Years in Tampa Bay
Articulate Labs is based in Dallas, TX.
Co-founder and CEO of Articulate Labs.
What do you do?
We develop medical devices that help turn everyday activity into on-the-go, convenient rehabilitation assistance.
Why do you do it?
I’m very stubborn, I’ll see this to completion. I’m very focused on getting this into market and onto the knees of people who can make use of it. But the other part is, this does genuinely have exciting potential for helping people. It doesn’t have to be just for knees. This is extensible to other joints to other musculoskeletal conditions – stroke rehabilitation, multiple sclerosis.
What was your Catalyst? (How did you get started?)
Our story started with my partner Herbie Kirn, who survived a motorcycle accident but lost his right foot, which led to him putting a lot more weight on his left leg. He wore down the cartilage in that knee and was at a state where he was advised to get his knee replaced, but he was too young for it and was advised to put off that surgery for as long as possible. He found physical therapy to be the most effective, but couldn’t get to all of the physical therapy that he needed. He wondered, “Why can’t I have some of the things I’m using at physical therapy – why can’t that follow me? Why do I have to come to it?”
What’s a common misconception or unknown aspect of what you do?
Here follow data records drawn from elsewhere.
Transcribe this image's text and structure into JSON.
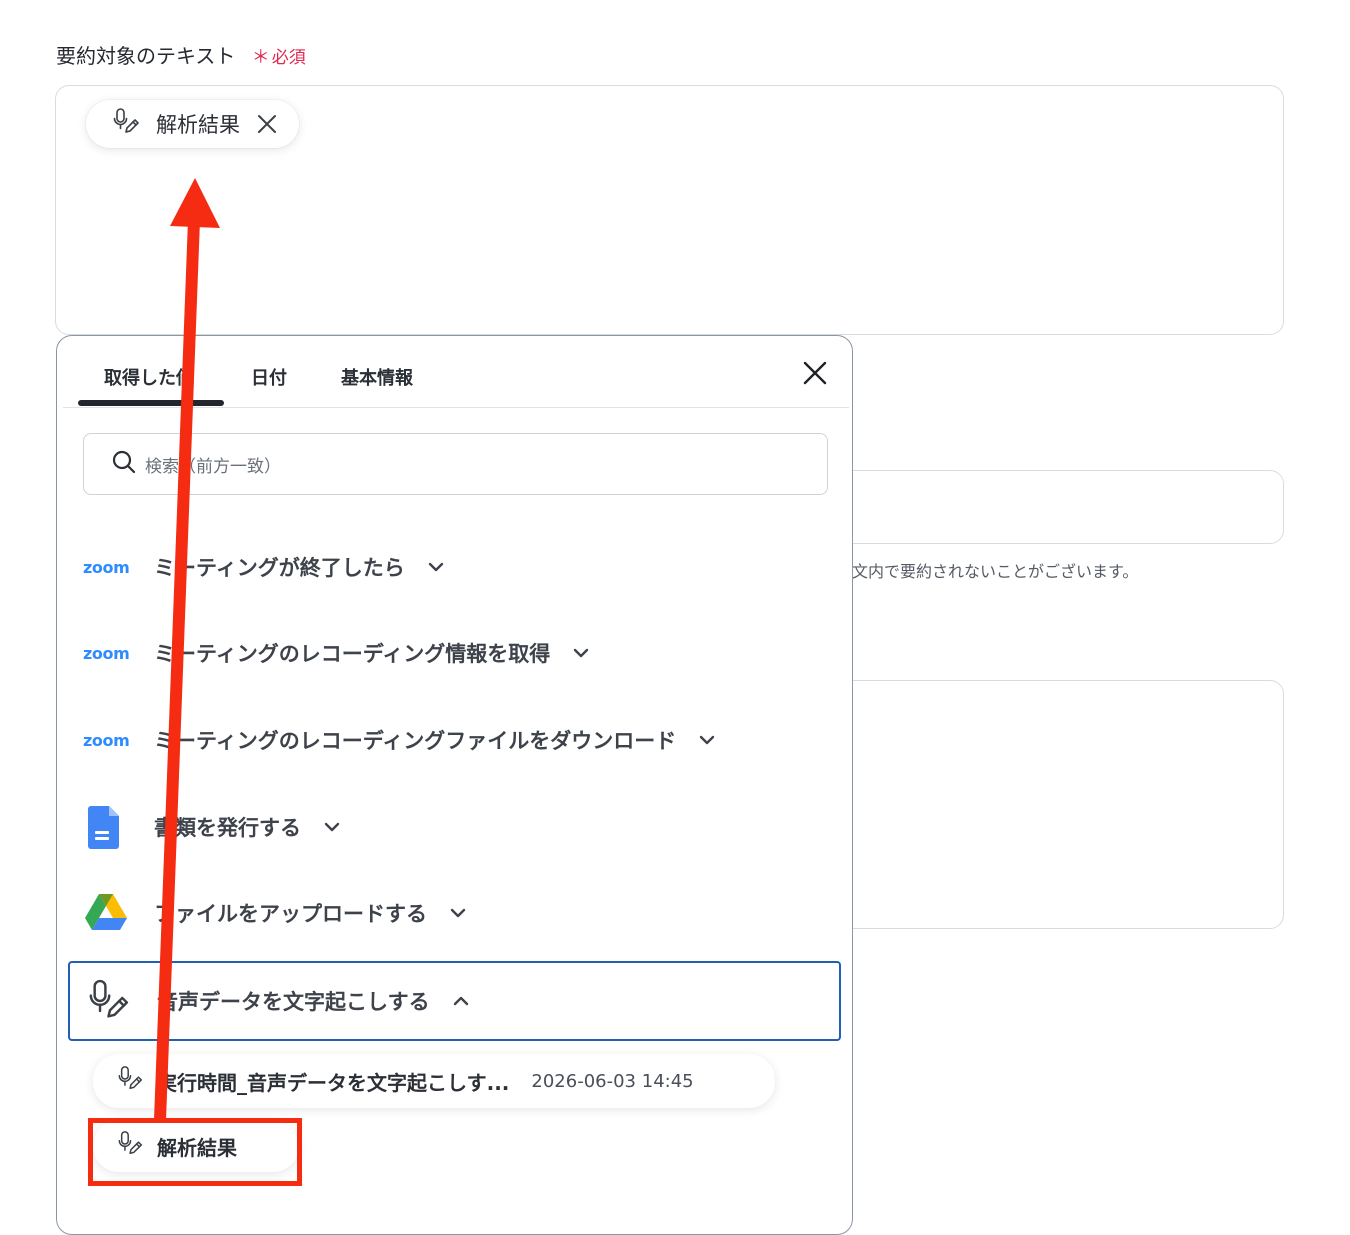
{
  "field": {
    "label": "要約対象のテキスト",
    "required": "必須",
    "required_star": "＊"
  },
  "inserted_chip": {
    "label": "解析結果",
    "icon": "mic-pen-icon"
  },
  "background": {
    "note_fragment": "文内で要約されないことがございます。"
  },
  "popup": {
    "tabs": [
      {
        "label": "取得した値",
        "active": true
      },
      {
        "label": "日付",
        "active": false
      },
      {
        "label": "基本情報",
        "active": false
      }
    ],
    "search_placeholder": "検索（前方一致）",
    "items": [
      {
        "icon": "zoom-logo",
        "icon_text": "zoom",
        "label": "ミーティングが終了したら",
        "expanded": false
      },
      {
        "icon": "zoom-logo",
        "icon_text": "zoom",
        "label": "ミーティングのレコーディング情報を取得",
        "expanded": false
      },
      {
        "icon": "zoom-logo",
        "icon_text": "zoom",
        "label": "ミーティングのレコーディングファイルをダウンロード",
        "expanded": false
      },
      {
        "icon": "google-docs-icon",
        "label": "書類を発行する",
        "expanded": false
      },
      {
        "icon": "google-drive-icon",
        "label": "ファイルをアップロードする",
        "expanded": false
      },
      {
        "icon": "mic-pen-icon",
        "label": "音声データを文字起こしする",
        "expanded": true
      }
    ],
    "sub_items": [
      {
        "label": "実行時間_音声データを文字起こしす...",
        "value": "2026-06-03 14:45"
      },
      {
        "label": "解析結果",
        "value": ""
      }
    ]
  },
  "colors": {
    "required": "#e0284f",
    "zoom": "#2d8cff",
    "selected_border": "#1f5fb4",
    "annotation": "#f52b12"
  }
}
I’ve spent 10 years or so in Austin, Texas. We’re actually based in Dallas now. There is the view of the entrepreneur as the social gadfly; this image of people who are really enthusiastic about selling things that don’t exist and don’t matter to anyone. And seeing that made me really wary of identifying myself as the CEO of a start-up – I did everything I could not to, because that’s not me, and I don’t think that’s our technology.
What’s the most challenging part of your Hustle?
On a personal basis – pushing myself to network and reach out to others. Some really love that. I have to break it into sets and reps in order to get through it.
On a professional basis – the sheer complexity of regulation and reimbursement, managing clinical trials, trying to understand everything well enough so as to manage all of these processes.
What’s the most valuable piece of business advice/insight that’s helped you?
We’re all interim something – don’t get hung up on the title, take the responsibility seriously and be confident – but don’t take yourself too seriously.
Why Tampa Bay?
I met cohort director Richard Munassi at SXSW, he was one of several cities being represented at Bar on Sixth Street. I decided I’d come in and check it out. At that point I had not been accepted to any accelerators and was trying to figure out what was going to be our next step for getting this company off the ground. He saw something he really liked – something in me and/or something in the technology, enough that he really pushed me to be here and on his end pushed to have us be a part of Tampa Bay Wave.